While such a “process” is running, nothing else in the page can happen, including no other response(..) calls, no UI updates, not even user events like scrolling, typing, button clicking, and the like. That’s pretty painful.

So, to make a more cooperatively concurrent system, one that’s friendlier and doesn’t hog the event loop queue, you can process these results in asynchronous batches, after each one “yielding” back to the event loop to let other waiting events happen.

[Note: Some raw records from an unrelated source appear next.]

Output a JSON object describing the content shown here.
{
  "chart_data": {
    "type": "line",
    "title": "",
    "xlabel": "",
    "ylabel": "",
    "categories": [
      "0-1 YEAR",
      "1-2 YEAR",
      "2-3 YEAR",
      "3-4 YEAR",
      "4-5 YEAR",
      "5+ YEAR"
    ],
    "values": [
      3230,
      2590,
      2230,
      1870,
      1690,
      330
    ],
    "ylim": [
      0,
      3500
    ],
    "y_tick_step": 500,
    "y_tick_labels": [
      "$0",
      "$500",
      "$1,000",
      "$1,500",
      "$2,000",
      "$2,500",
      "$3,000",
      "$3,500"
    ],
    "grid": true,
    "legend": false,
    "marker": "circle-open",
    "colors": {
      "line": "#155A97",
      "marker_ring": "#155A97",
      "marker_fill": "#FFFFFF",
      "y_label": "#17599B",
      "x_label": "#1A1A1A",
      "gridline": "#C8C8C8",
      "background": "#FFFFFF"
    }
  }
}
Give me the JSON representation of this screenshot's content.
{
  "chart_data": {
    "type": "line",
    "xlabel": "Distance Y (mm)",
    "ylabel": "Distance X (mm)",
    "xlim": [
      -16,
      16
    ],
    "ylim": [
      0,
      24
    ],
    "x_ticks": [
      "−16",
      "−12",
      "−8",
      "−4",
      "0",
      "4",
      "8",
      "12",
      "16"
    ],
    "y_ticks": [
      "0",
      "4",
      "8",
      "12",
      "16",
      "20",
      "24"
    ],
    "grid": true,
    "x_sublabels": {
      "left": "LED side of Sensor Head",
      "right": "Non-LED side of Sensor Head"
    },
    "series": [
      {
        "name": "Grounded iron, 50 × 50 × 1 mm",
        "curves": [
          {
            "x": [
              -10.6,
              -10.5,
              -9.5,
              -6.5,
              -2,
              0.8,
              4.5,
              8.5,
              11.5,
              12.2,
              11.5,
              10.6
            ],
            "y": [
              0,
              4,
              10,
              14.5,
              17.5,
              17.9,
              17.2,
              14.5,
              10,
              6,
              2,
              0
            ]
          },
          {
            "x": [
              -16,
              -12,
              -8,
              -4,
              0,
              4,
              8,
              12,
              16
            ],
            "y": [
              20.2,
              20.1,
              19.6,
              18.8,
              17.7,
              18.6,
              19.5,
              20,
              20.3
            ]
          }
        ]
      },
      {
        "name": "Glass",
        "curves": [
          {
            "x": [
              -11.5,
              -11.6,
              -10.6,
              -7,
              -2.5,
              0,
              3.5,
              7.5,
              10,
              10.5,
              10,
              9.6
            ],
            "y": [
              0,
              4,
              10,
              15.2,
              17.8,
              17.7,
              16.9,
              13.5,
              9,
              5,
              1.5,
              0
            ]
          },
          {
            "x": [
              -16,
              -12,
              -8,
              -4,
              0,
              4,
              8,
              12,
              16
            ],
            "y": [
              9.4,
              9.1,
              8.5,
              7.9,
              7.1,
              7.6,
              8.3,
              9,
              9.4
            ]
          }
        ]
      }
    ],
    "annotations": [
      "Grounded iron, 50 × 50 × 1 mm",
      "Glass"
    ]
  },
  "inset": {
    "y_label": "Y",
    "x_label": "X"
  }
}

Here’s a very simple approach:

  1. var res = [];
  2. // `response(..)` receives array of results from the Ajax call
  3. function response(data) {
  4. // let's just do 1000 at a time
  5. var chunk = data.splice( 0, 1000 );
  6. // add onto existing `res` array
  7. res = res.concat(
  8. // make a new transformed array with all `chunk` values doubled
  9. chunk.map( function(val){
  10. return val * 2;
  11. } )
  12. );
  13. // anything left to process?
  14. if (data.length > 0) {
  15. // async schedule next batch
  16. setTimeout( function(){
  17. response( data );
  18. }, 0 );
  19. }
  20. }
  21. // ajax(..) is some arbitrary Ajax function given by a library
  22. ajax( "http://some.url.1", response );
  23. ajax( "http://some.url.2", response );

We process the data set in maximum-sized chunks of 1,000 items. By doing so, we ensure a short-running “process,” even if that means many more subsequent “processes,” as the interleaving onto the event loop queue will give us a much more responsive (performant) site/app.

Of course, we’re not interaction-coordinating the ordering of any of these “processes,” so the order of results in res won’t be predictable. If ordering was required, you’d need to use interaction techniques like those we discussed earlier, or ones we will cover in later chapters of this book.

We use the setTimeout(..0) (hack) for async scheduling, which basically just means “stick this function at the end of the current event loop queue.”

Note: setTimeout(..0) is not technically inserting an item directly onto the event loop queue. The timer will insert the event at its next opportunity. For example, two subsequent setTimeout(..0) calls would not be strictly guaranteed to be processed in call order, so it is possible to see various conditions like timer drift where the ordering of such events isn’t predictable. In Node.js, a similar approach is process.nextTick(..). Despite how convenient (and usually more performant) it would be, there’s not a single direct way (at least yet) across all environments to ensure async event ordering. We cover this topic in more detail in the next section.